Practice and the Value of a Business Simulation
Business Simulations have been used as an important tool to rapidly build experience, create opportunities for deliberate practice, give feedback and standardise methods. A good simulation will enable participants to see what good looks like, assess the performance gap, and adjust based on results in a controlled environment. The more complex a process, the more value a business simulation brings – allowing feedback that is often impossible to achieve in real life, or without many years. For example, decisions taken at the very early stages of a multi-year project, or in a business unit of a huge complex multinational are extremely difficult to fully appreciate as part of the wider context.
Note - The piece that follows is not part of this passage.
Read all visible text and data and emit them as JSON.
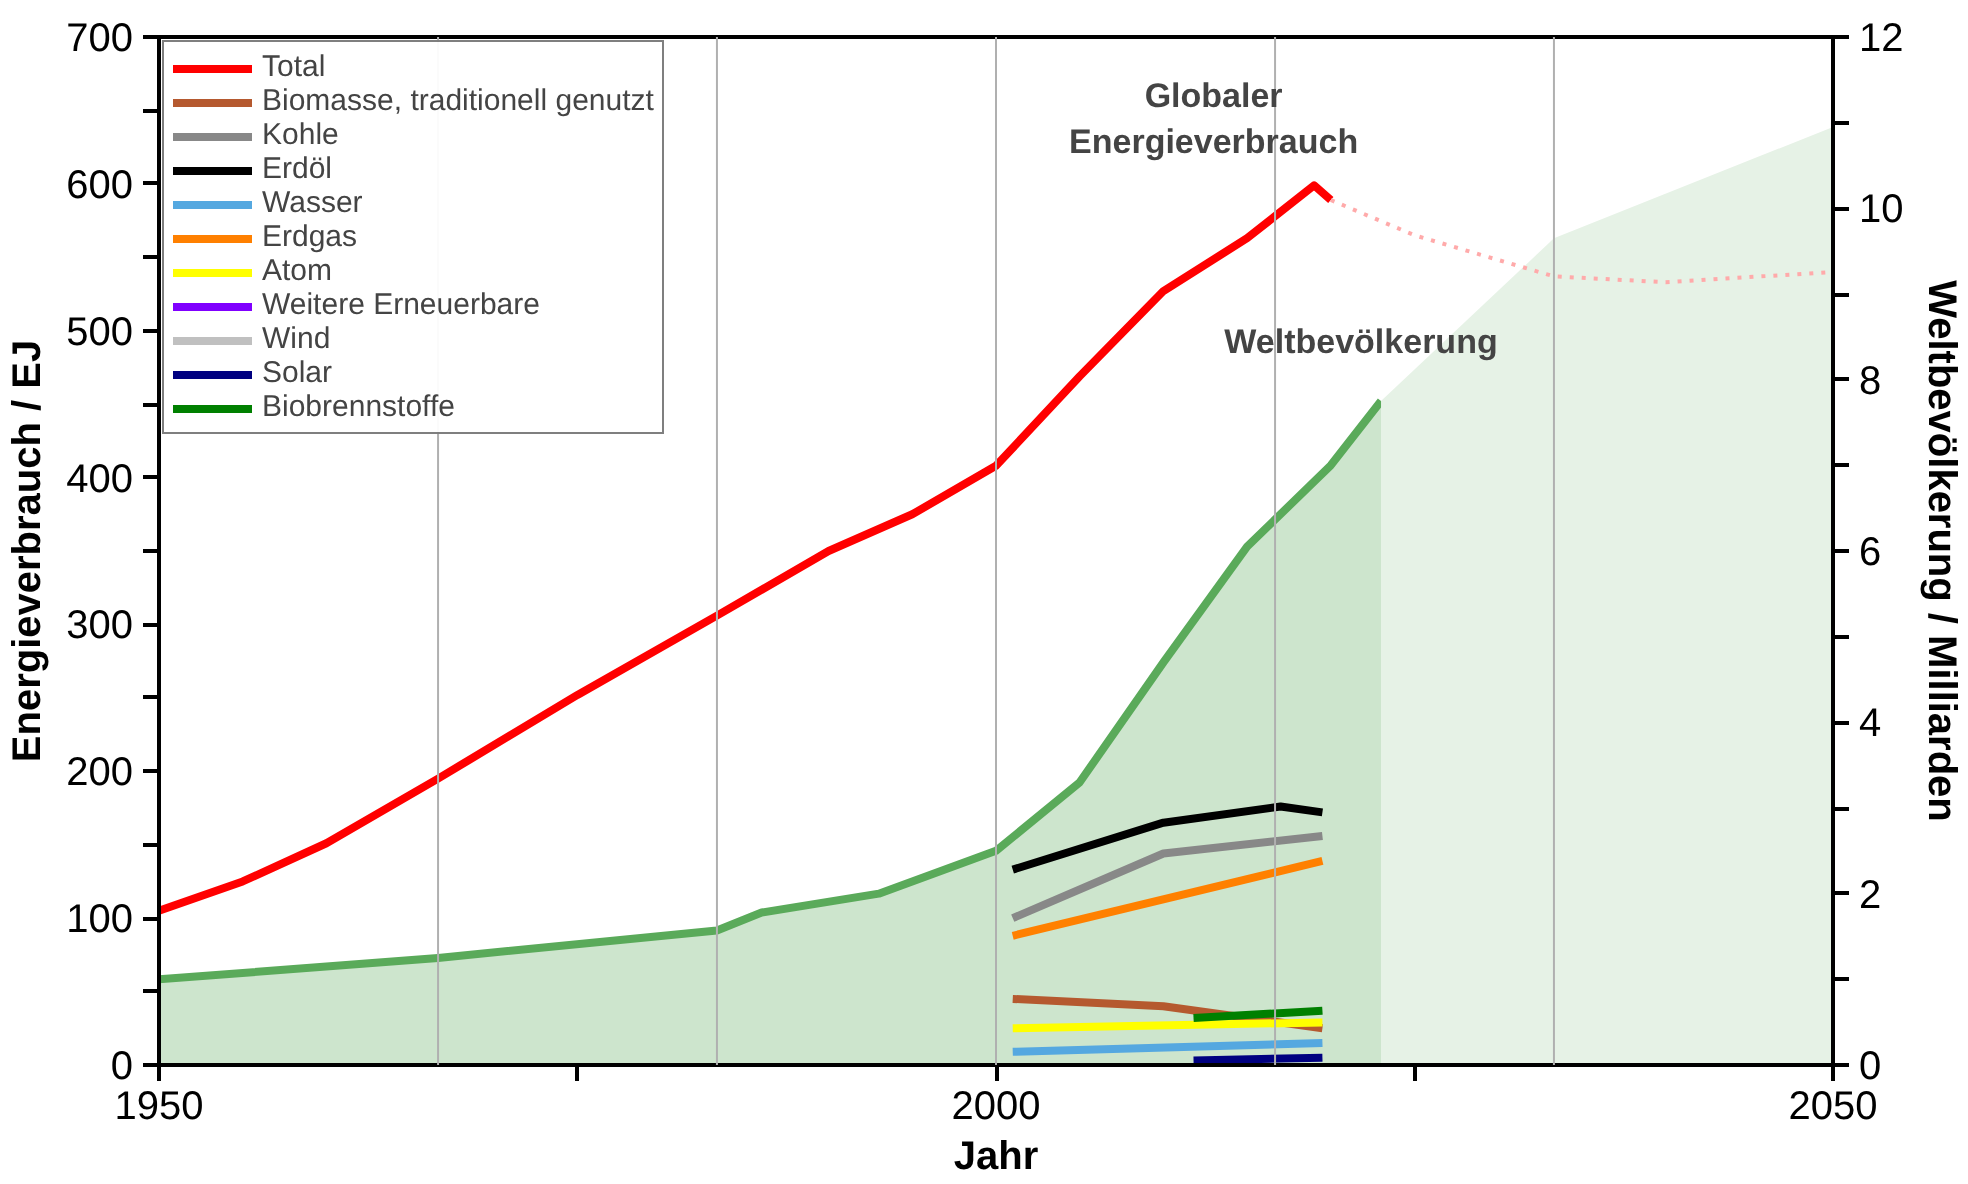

In the words of William D. Green, CEO at Accenture, “I believe we have an obligation to bring along the next generation so that they’re prepared for the jobs before they have to step into them…How do you make people capable of doing the job in a dramatically faster rate than simply allowing them to gain experience on the job? The key seems to be business simulations.”
So, as leaders, which type of praise – ‘talent’ or ‘effort’ – do you use most often? Does your organisation promote a ‘growth’ or ‘fixed’ mindset? What opportunities do people in your organisation have for deliberate practice?